LB 290 revises the Economic Recovery Act’s grant rules to direct additional grant funding for development of a business park that is located within or adjacent to one or more qualified census tracts (QCTs) and also within the boundaries of an inland port district in a city of the metropolitan class. The bill replaces an earlier geographic requirement that a project be within two miles of a major airport.

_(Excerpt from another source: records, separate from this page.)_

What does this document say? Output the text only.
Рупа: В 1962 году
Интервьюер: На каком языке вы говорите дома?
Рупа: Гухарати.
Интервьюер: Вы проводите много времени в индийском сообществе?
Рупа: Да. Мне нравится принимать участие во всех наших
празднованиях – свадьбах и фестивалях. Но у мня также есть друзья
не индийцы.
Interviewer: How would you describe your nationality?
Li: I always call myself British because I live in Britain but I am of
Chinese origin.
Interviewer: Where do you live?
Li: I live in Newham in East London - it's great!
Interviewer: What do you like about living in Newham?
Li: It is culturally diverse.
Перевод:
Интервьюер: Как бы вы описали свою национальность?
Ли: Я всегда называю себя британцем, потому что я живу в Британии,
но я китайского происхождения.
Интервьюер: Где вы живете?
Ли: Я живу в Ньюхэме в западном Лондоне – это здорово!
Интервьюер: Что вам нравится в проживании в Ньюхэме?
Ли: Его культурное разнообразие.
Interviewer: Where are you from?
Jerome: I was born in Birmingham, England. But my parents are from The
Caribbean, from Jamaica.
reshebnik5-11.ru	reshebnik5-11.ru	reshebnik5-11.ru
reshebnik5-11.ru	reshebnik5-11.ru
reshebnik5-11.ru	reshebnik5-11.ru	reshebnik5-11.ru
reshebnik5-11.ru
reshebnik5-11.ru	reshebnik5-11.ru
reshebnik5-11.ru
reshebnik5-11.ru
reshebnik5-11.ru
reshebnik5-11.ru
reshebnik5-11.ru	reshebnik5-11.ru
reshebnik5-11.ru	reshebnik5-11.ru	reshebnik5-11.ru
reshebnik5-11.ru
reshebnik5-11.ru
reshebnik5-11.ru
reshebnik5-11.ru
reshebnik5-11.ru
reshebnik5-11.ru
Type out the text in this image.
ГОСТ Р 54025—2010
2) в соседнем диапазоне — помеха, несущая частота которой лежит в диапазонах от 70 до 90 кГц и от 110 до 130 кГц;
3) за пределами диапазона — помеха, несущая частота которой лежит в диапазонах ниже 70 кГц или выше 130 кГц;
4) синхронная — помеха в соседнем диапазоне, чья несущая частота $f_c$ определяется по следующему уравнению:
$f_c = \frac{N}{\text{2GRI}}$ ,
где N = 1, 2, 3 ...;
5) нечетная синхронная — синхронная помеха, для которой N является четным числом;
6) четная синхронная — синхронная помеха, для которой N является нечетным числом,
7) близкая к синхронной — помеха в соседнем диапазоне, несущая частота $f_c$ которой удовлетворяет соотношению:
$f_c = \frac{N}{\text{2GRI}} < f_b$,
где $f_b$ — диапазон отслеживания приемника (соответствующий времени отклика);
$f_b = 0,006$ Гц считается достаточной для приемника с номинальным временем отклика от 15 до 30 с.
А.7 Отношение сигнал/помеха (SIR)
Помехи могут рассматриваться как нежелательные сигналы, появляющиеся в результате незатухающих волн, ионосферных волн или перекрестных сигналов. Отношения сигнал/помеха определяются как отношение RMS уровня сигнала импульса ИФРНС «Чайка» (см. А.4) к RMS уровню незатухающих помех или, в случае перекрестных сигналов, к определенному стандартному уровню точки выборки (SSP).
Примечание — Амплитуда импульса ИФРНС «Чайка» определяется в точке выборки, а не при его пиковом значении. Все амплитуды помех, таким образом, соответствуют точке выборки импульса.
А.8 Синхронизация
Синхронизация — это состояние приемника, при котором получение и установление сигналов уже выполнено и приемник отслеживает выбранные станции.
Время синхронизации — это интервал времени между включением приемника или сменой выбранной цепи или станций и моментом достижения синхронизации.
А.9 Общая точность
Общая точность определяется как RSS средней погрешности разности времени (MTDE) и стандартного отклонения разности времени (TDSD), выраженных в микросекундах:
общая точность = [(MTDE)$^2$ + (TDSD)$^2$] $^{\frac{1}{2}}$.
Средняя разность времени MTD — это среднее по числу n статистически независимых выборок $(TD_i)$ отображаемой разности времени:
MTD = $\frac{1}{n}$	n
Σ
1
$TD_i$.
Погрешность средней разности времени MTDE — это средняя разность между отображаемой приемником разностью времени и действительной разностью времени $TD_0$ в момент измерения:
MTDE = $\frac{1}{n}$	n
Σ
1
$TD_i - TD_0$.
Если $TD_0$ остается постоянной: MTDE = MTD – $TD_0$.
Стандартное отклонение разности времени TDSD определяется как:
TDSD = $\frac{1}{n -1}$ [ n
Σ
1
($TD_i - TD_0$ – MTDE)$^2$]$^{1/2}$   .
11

Key provisions and changes

  • Amends section 81-12,241 to authorize up to $90 million in grants to a nonprofit economic development organization for development of a business park:
    • Must be within/adjacent to one or more QCTs and within an inland port district in a city of the metropolitan class.
    • Grant funds are prohibited for use in the downtown area or northern downtown area of such a city.
    • Innovation hubs (per section 81-12,108) are ineligible.
  • Preconditions and oversight before release of funds (beyond planning grant):
    • Grantee must provide a ten‑year financial pro forma and complete due diligence.
    • Grantee must hold two public input meetings.
    • A letter of support from the inland port authority managing the inland port district is required.
    • Grantees must attend all community advisory committee meetings (per §13‑3306.01).
    • Grantees must keep grant funds in a separate bank account.
    • Proceeds from lease/sale/purchase of business park real property must be used for the business park for at least 15 years.
  • Payment terms for grants under the section:
    • 50% advance up front; remaining funds paid monthly until paid in full or by Dec 31, 2026, whichever is sooner.
    • Division may require return of unused funds or reduce future payments by unused amounts.
  • The bill retains and clarifies other grant allocations under the Qualified Census Tract Recovery Grant Program (examples included in statute):
    • Up to $10M for QCTs in a city of the primary class; $10M for QCTs outside metro/primary class; remaining funds prioritized to QCTs in a metro class city.
    • Additional enumerated grants: up to $6M (internships/crime prevention), $5M (film project), up to $40M combined for affordable housing interventions ($20M metro / $20M primary class), $5M (county agricultural society), $1M (postsecondary financial literacy).
    • Definitions and eligible activities for preparing land parcels for affordable housing are provided in the statute.

Who is affected

  • Primary: nonprofit economic development organizations and developers proposing business park projects within inland port districts in metropolitan-class cities (e.g., Omaha).
  • Local stakeholders: inland port authorities, residents of adjacent QCTs, city governments, community advisory committees.
  • Secondary: entities eligible for other grants listed (nonprofits, postsecondary institutions, county agricultural societies, affordable housing developers).

Procedural/timeline notes

  • Committee hearing: Jan 28, 2025 (Urban Affairs). Committee advanced bill to General File.
  • Legislative action: Advanced through Select and Final Reading; Final Reading passed 31–18–0 on May 28, 2025.
  • Presented to Governor: May 28, 2025. Approved by Governor: May 30, 2025 (now law).
  • Effective operation: amends existing Economic Recovery Act grant program (section 81‑12,241) and supersedes the prior airport‑proximity criterion.

Potential impacts

  • Concentrates up to $90M in state-funded recovery grants toward business park development tied to inland port districts in a metropolitan city, with specific public‑input and financial safeguards.
  • Redirects the prior airport‑proximity emphasis to inland port geography, likely focusing investment on port‑adjacent industrial/logistics development and nearby disadvantaged QCT neighborhoods.

Compiled from official sources — confirm details with the bill’s official record.